П у ш к и н. Благодарю вас, государь. Жена мне обо всем говорит…
Н и к о л а й П е р в ы й. Разве ты мог ожидать от меня другого?
П у ш к и н. Я и вас подозревал в ухаживании за моей женой… монаршья милость…
Н и к о л а й П е р в ы й. Милости мои к тебе безграничны… Ты — мой Пушкин.
П у ш к и н. Милостью окован… Прусский король не надел бы на Вольтера, первого из французских поэтов, шутовского кафтана, не предал бы его на посмеяние света.
Н и к о л а й П е р в ы й. Я хотел отличить тебя, а не сделать смешным.
П у ш к и н (с иронией). Я всегда радуюсь, когда ваше величество поступает у м н о и п о - ц а р с к и… Но не хочу быть шутом ниже у господа бога. Единственно, чего я жажду, — это независимости.
Н и к о л а й П е р в ы й. Ты неблагодарен, нет, неблагодарен… Я дал тебе жалование, открыл архивы для составления истории Петра Первого.
П у ш к и н. Писать ее нельзя, не будут печатать.
Н и к о л а й П е р в ы й. Отчего же?
П у ш к и н. Позвольте просто вам сказать: не продается вдохновенье… Строгость цензуры… Какая глубокая безнравственность в привычках нашего правительства.
Н и к о л а й П е р в ы й. О чем ты, Пушкин?
П у ш к и н. Полиция распечатывает письма мужа к жене и приносит их читать вашему величеству… человеку благовоспитанному и честному. И вы не стыдитесь в том признаться… Мудрено быть самодержавным…
Н и к о л а й П е р в ы й. Я не могу переменить законного порядка…
П у ш к и н. Закон не вмешивается в привычки частного человека, не требует отчета о его обеде, о его прогулках… В каком веке мы живем!
Н и к о л а й П е р в ы й (после паузы). Я думал, ты переменился…
П у ш к и н. Отказываться от образа мнений моих я ничуть не намерен.
Н и к о л а й П е р в ы й. Скажи, Пушкин, если бы ты был в Петербурге… тогда… 14 декабря… принял бы ты участие в бунте мятежников?

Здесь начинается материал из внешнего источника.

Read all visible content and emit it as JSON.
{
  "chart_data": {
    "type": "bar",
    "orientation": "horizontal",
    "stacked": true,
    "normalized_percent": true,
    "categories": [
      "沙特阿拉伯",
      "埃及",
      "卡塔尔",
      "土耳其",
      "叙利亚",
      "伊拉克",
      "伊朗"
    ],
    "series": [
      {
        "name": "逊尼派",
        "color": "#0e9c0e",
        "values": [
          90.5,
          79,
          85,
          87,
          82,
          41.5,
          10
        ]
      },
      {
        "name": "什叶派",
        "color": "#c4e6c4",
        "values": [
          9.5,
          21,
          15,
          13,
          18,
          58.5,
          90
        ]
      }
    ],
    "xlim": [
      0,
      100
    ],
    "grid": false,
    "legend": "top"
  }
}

П у ш к и н. Неизбежно, государь…
Н и к о л а й П е р в ы й. Да, да… такое ты мне говорил еще тогда в Первопрестольной. Не побоялся.
П у ш к и н. И я, таинственный певец, пловцам я пел… (После паузы.) Я должен блюсти мою честь и то имя, которое оставлю моим детям…
Н и к о л а й П е р в ы й. О детях твоих я буду пещись, возьму под свое покровительство. А ты обещай мне не драться с Геккерном ни под каким предлогом… Если история возобновится, обращайся ко мне через графа Бенкендорфа.
П у ш к и н. Это будет очень натурально.
Н и к о л а й П е р в ы й. Дай мне честное слово дворянина…
П у ш к и н. Я обещаю!
Н и к о л а й П е р в ы й. Твоему слову я верю.
П у ш к и н. Будь я только уверен, что не навлек на себя ваше неудовольствие… (Уходит.)
Н и к о л а й П е р в ы й. Давно уже дуэля ожидать должно от их неловкого положения.
И снова кабинет поэта.
П у ш к и н (просыпаясь). Странный сон мне приснился… Ай да царь!..
Медленно гаснет свет.
Там же. Утро. П у ш к и н и Т у р г е н е в.
Т у р г е н е в. Ты не отправил свое письмо Чаадаеву?
П у ш к и н. Намеревался послать, но теперь не пошлю. Мои опровержения могли бы его оскорбить, а он и так уже испытал гнев государя. Как он там?
Т у р г е н е в. Тяжко ему очень… Пришел в какую-то робость… По воле государя московскому генерал-губернатору предписано ежедневно наведываться о состоянии здоровья головы Чаадаева, он отдан под присмотр Бенкендорфа.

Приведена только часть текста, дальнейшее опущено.